Some of the 35 individuals of Waukartus muscularis, including the holotype (A–E, part and counterpart) (Figure 1 in Briggs et al. 2026, which see for full caption; 5 mm scale in A–D and F, 2 mm for E, H, and I, 1 mm for G and J; ). CC-BY-4.0.

The limbs are the feature that has drawn the most comment. There is one pair of (rather stocky) limbs per trunk segment, unlike true millipedes, which have two. (Hence the scientific name for the group, "Diplopoda", meaning "double feet".) They are uniramous rather than biramous, the ancestral arthropod condition. A uniramous limb has "one branch", whereas a biramous limb forks into two branches. Many aquatic arthropods have biramous appendages and use one branch for locomotion and the other for respiration (think trilobites). Terrestrial insects, arachnids, and myriapods have uniramous limbs, and this has long been thought to be a specific adaptation to living on land (having feathery gill-like things on your limbs like trilobites did isn't quite as useful in the open air). Waukartus, though, was found in marine shales with nothing thought to be definitively terrestrial, and so is thought to have been marine as well. Therefore, uniramous limbs may not have been a terrestrial adaptation, at least in myriapods, but something that came in handy when the move occurred (exaptation, or pre-adaptation if you're older than you'd like to admit) (Briggs et al. 2026). It may have been respiring through its cuticle (Briggs et al. 2026), which is a neat trick you can get away with when you're a little less than 3 cm long.

Waukartus muscularis out for a stroll (head lower center, terminal segment upper left) (Figure 5 in Briggs et al. 2026, restoration by Leia Francis). CC-BY-4.0.

References

Briggs, D. E. G., J. C. Lamsdell, J. Kluessendorf, and D. G. Mikulic. 2026. A marine stem-myriapod from the Silurian Waukesha Lagerstätte, Wisconsin, USA: terrestrial traits pre-date the transition to land.

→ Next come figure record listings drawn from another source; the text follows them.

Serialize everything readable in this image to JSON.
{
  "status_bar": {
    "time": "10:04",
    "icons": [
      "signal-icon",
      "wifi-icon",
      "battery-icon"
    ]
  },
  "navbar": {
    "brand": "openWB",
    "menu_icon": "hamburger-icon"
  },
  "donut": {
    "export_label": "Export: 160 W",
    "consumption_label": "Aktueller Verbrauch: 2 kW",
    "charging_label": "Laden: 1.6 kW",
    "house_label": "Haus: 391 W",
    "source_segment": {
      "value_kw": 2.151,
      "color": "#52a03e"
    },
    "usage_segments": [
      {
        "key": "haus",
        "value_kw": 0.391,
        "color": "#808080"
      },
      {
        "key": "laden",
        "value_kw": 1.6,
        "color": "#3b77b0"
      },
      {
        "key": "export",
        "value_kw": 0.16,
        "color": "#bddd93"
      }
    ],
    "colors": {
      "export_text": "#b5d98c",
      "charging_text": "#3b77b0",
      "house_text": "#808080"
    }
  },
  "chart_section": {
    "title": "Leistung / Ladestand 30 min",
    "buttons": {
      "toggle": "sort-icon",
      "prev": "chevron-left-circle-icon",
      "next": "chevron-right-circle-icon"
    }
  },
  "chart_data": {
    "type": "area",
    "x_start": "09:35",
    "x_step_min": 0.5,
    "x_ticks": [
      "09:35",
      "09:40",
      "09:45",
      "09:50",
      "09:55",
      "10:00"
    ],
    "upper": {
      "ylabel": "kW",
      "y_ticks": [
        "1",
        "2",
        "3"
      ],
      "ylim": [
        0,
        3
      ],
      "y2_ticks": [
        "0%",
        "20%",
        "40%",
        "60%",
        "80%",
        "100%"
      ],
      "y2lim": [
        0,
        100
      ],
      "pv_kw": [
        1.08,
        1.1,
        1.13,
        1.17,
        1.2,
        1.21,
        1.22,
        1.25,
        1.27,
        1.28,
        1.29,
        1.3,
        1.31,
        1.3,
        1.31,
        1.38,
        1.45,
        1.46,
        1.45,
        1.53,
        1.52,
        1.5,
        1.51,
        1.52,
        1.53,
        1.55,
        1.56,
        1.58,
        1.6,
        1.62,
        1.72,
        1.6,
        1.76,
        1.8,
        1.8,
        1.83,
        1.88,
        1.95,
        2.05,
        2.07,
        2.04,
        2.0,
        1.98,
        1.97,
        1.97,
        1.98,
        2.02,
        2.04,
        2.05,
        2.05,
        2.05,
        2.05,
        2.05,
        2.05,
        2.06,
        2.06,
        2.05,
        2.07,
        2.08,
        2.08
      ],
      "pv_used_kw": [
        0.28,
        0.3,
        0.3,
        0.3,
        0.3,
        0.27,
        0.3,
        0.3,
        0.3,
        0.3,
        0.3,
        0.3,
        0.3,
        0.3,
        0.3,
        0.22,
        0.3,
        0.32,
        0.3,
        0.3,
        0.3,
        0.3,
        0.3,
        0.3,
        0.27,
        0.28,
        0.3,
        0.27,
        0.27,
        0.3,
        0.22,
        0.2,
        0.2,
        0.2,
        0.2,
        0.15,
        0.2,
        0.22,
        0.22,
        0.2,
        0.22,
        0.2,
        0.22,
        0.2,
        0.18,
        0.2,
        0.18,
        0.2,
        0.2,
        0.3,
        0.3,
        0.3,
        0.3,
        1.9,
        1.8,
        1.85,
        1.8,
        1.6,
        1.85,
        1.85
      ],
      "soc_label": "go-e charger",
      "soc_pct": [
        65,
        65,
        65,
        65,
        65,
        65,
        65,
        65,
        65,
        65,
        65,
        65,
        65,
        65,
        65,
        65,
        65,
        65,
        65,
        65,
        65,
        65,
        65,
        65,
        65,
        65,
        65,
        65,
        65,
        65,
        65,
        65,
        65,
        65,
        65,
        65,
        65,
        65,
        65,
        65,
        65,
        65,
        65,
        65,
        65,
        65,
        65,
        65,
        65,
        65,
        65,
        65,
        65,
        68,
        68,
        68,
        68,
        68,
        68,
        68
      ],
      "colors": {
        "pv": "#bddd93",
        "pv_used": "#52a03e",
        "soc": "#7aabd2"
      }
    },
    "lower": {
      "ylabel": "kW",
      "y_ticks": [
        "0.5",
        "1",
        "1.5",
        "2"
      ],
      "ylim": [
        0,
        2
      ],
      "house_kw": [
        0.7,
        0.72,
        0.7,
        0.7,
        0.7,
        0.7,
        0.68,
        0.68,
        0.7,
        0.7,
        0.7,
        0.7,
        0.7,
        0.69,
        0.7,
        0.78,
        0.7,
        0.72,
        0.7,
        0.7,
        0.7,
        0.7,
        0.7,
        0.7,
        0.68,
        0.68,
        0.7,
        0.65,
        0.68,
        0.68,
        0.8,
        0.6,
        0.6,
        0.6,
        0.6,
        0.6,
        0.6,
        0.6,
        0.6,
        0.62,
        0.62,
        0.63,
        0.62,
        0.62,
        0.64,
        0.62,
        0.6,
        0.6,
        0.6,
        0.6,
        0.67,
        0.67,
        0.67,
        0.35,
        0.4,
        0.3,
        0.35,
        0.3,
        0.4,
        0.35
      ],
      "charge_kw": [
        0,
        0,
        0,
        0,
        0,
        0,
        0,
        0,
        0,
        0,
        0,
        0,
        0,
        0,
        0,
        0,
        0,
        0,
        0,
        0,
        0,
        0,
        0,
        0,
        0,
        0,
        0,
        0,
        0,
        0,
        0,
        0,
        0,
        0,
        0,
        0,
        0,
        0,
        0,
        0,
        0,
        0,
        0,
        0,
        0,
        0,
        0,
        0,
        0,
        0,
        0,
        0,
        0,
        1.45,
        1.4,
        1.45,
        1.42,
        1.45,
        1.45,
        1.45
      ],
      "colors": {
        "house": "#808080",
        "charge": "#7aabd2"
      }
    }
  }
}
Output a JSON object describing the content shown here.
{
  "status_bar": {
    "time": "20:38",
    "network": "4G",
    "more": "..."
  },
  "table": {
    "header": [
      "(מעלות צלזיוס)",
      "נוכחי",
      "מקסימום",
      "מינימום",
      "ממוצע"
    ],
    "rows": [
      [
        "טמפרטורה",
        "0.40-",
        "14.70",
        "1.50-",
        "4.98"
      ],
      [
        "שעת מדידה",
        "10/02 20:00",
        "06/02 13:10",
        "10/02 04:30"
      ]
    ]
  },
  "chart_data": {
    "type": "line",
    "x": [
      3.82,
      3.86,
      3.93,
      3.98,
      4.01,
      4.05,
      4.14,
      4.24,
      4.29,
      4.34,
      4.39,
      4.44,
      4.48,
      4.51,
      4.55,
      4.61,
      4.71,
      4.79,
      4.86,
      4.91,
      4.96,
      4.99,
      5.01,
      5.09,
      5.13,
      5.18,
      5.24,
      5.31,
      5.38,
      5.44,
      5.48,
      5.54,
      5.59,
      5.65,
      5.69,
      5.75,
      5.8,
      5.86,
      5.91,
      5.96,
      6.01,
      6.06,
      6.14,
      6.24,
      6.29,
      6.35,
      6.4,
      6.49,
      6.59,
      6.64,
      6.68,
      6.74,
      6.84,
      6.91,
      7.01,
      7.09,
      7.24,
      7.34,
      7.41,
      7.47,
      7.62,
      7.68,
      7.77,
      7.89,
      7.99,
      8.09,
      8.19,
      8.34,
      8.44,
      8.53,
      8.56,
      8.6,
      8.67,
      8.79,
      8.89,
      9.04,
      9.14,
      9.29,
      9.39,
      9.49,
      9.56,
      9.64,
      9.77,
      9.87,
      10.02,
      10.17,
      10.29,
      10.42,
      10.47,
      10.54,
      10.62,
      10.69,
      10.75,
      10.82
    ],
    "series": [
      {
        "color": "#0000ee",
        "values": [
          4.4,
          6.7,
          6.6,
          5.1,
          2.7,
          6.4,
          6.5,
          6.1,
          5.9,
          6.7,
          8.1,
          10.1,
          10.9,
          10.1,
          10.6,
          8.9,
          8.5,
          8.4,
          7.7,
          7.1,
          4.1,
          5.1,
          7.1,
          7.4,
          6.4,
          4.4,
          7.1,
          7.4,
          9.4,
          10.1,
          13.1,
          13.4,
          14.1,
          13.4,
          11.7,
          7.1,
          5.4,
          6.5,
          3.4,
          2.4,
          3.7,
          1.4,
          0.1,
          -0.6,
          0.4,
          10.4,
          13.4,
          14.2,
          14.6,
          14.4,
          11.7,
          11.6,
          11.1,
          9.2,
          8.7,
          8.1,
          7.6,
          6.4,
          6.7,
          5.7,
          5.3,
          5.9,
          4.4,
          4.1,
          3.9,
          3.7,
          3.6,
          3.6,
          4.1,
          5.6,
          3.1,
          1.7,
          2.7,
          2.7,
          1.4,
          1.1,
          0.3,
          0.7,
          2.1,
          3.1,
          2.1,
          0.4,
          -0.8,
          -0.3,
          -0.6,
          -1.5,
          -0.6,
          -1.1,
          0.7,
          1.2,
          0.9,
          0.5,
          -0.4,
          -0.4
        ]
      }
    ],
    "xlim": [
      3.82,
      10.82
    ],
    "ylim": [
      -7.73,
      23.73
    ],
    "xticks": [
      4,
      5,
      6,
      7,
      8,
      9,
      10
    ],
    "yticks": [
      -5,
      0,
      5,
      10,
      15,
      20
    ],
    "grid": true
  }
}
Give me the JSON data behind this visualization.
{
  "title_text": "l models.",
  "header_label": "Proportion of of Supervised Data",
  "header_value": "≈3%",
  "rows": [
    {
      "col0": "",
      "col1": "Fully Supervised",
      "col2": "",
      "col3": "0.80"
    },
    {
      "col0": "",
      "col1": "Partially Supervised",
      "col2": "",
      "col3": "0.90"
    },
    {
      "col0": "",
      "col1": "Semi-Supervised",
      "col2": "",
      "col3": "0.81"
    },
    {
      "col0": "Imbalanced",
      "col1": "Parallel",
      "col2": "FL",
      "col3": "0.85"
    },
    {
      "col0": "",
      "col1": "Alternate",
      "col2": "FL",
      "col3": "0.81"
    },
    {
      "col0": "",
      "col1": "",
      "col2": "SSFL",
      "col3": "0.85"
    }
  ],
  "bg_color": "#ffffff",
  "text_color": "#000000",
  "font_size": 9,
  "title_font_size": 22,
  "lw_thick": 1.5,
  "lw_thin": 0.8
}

Proceedings of the Royal Society B: Biological Sciences 293(2070). doi: 10.1098/rspb.2026.0131.

Mikulic, D. G., D. E. G. Briggs, and J. Kluessendorf. 1985a. A Silurian soft-bodied biota. Science 228: 715–717.

Mikulic, D. G., D. E. G. Briggs, and J. Kluessendorf. 1985b A new exceptionally preserved biota from the Lower Silurian of Wisconsin, USA. Philosophical Transactions of the Royal Society of London. B, Biological Sciences 311: 75–85.

Wendruff, A. J., L. E. Babcock, J. Kluessendorf, and D. G. Mikulic. 2020. Paleobiology and taphonomy of exceptionally preserved organisms from the Waukesha Biota (Silurian), Wisconsin, USA. Palaeogeography, Palaeoclimatology, Palaeoecology 546(109631). doi: 10.1016/j.palaeo.2020.109631.